Un trono scolpito dal nucleo di un meteorite potrebbe essere nascosto all’interno della Grande Piramide, sostiene Giulio Magli del Politecnico di Milano, il quale ritiene che il trono del faraone Khufu sia nascosto in una camera segreta e profonda all’interno della piramide di Cheope.

Gli antichi egizi sono noti per aver usato il ferro meteoritico in manufatti come il pugnale di King Tut, che è stato riportato alla luce dall’archeologo britannico Howard Carter nel 1922.

Spiegando la sua incredibile teoria, il dottor Magli ha detto: “C’è una possibile interpretazione, che è in accordo con quello che sappiamo sulla religione funeraria egiziana, come testimoniato nei Testi delle Piramidi. In questi testi si dice che il faraone, prima di raggiungere le stelle del nord, dovrà passare davanti alle “porte del cielo” e sedersi sul suo “trono di ferro”.”

Gli scienziati hanno trovato una grande ed enigmatica struttura interna nella Grande Piramide nel mese di novembre.

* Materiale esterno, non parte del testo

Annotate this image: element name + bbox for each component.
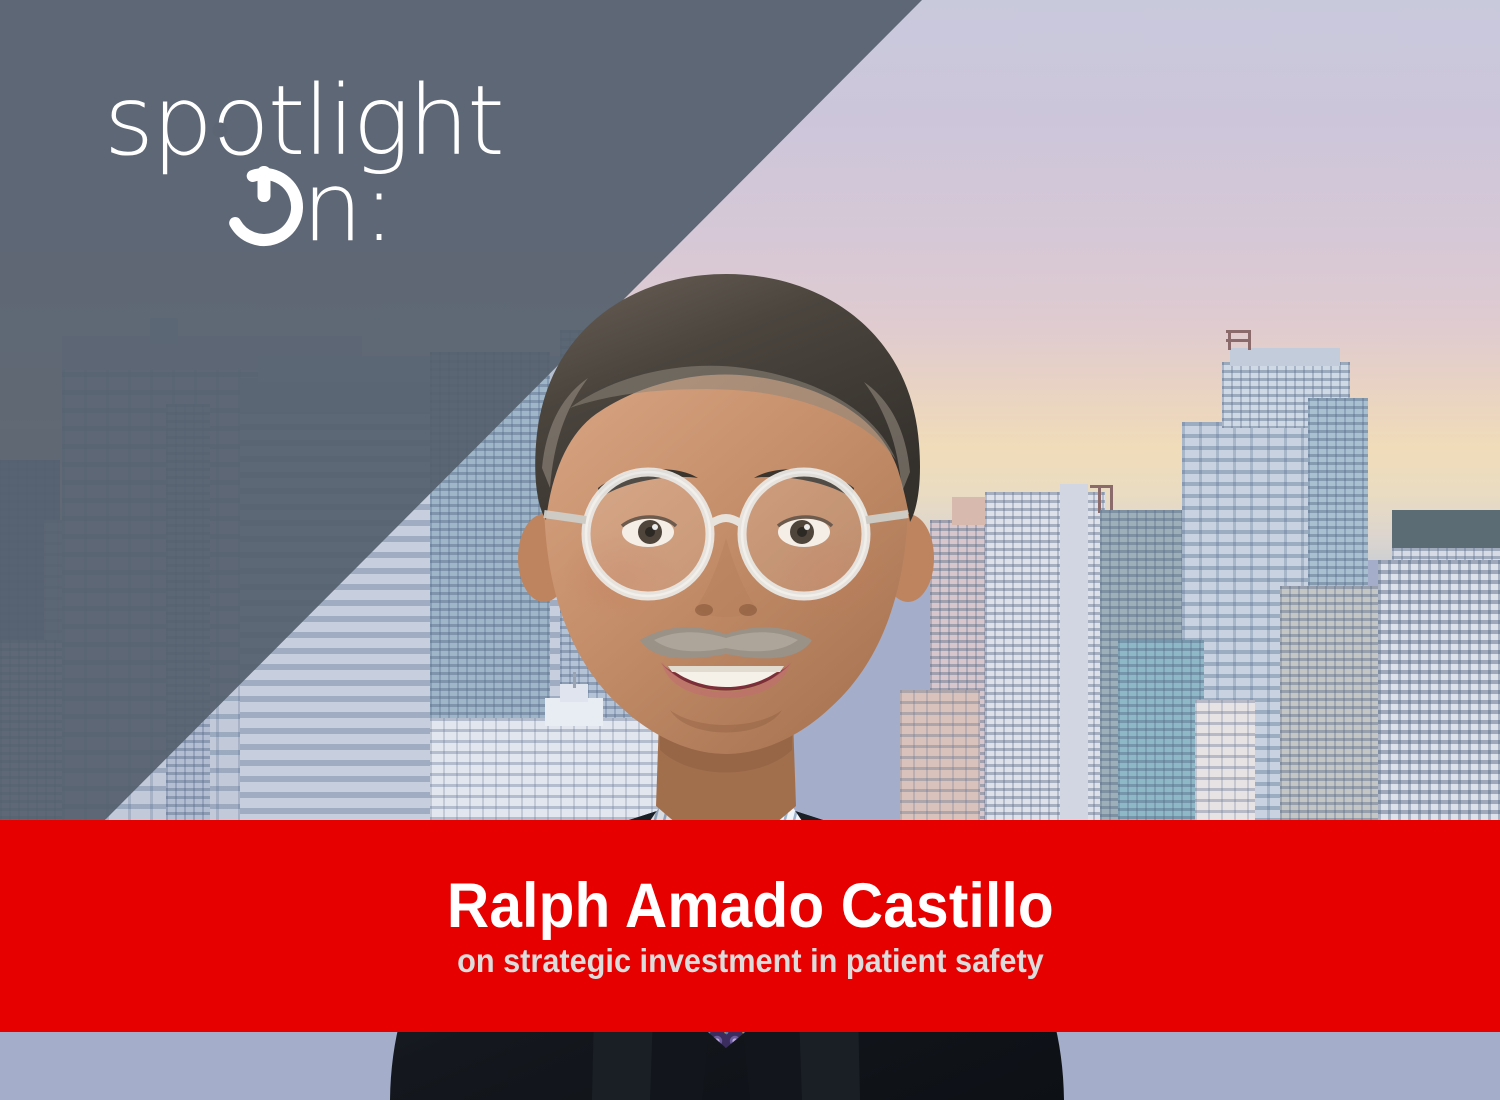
- spotlight-on-card: spotlight n: Ralph Amado Castillo on str…: [0, 0, 1500, 1100]
- spotlight-on-logo: spotlight n:: [104, 74, 574, 264]
- spotlight-dot-icon: [213, 123, 228, 138]
- logo-on-text: n:: [302, 151, 395, 263]
- name-banner: Ralph Amado Castillo on strategic invest…: [0, 820, 1500, 1032]
- guest-name: Ralph Amado Castillo: [446, 874, 1053, 938]
- power-on-icon: [222, 165, 307, 250]
- guest-topic: on strategic investment in patient safet…: [457, 944, 1044, 979]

Hanno fatto la scoperta utilizzando “imaging a raggi cosmici“, che comporta la registrazione del comportamento di particelle subatomiche chiamato muoni che sono prodotti quando i raggi cosmici si scontrano con l’atmosfera terrestre.

Una tecnica simile è stata usata per trovare tunnel nascosti all’interno della Piramide romboidale, nome donatogli a causa della sua forma sbilenca.

Gli ingegneri della Cairo University stanno ora progettando un robot gonfiabile per esplorare lo spazio all’interno della Grande Piramide, che è rimasto indisturbato per 4.500 anni.

Il robot può essere spinto in spazi vuoti attraverso un “buco della serratura” da 3,5 cm forato nella parete, per poi essere “gonfiato” come un dirigibile una volta all’interno.

Il dirigibile è perfetto per esplorare spazi inaccessibili, come il “vuoto” di 30 metri scoperto all’interno della Piramide di Giza durante le scansioni dello scorso anno.

Il robot è stato progettato da ‘ScanPyramids‘, in collaborazione con gli ingegneri dell’Università del Cairo – e mira a consentire l’esplorazione con il minor danno possibile all’edificio.

Jean-Baptiste Mouret, ricercatore leader, ha dichiarato a ‘Digital Trends‘: “La sfida principale consiste nell’inserire un robot di esplorazione completo in un buco il più piccolo possibile.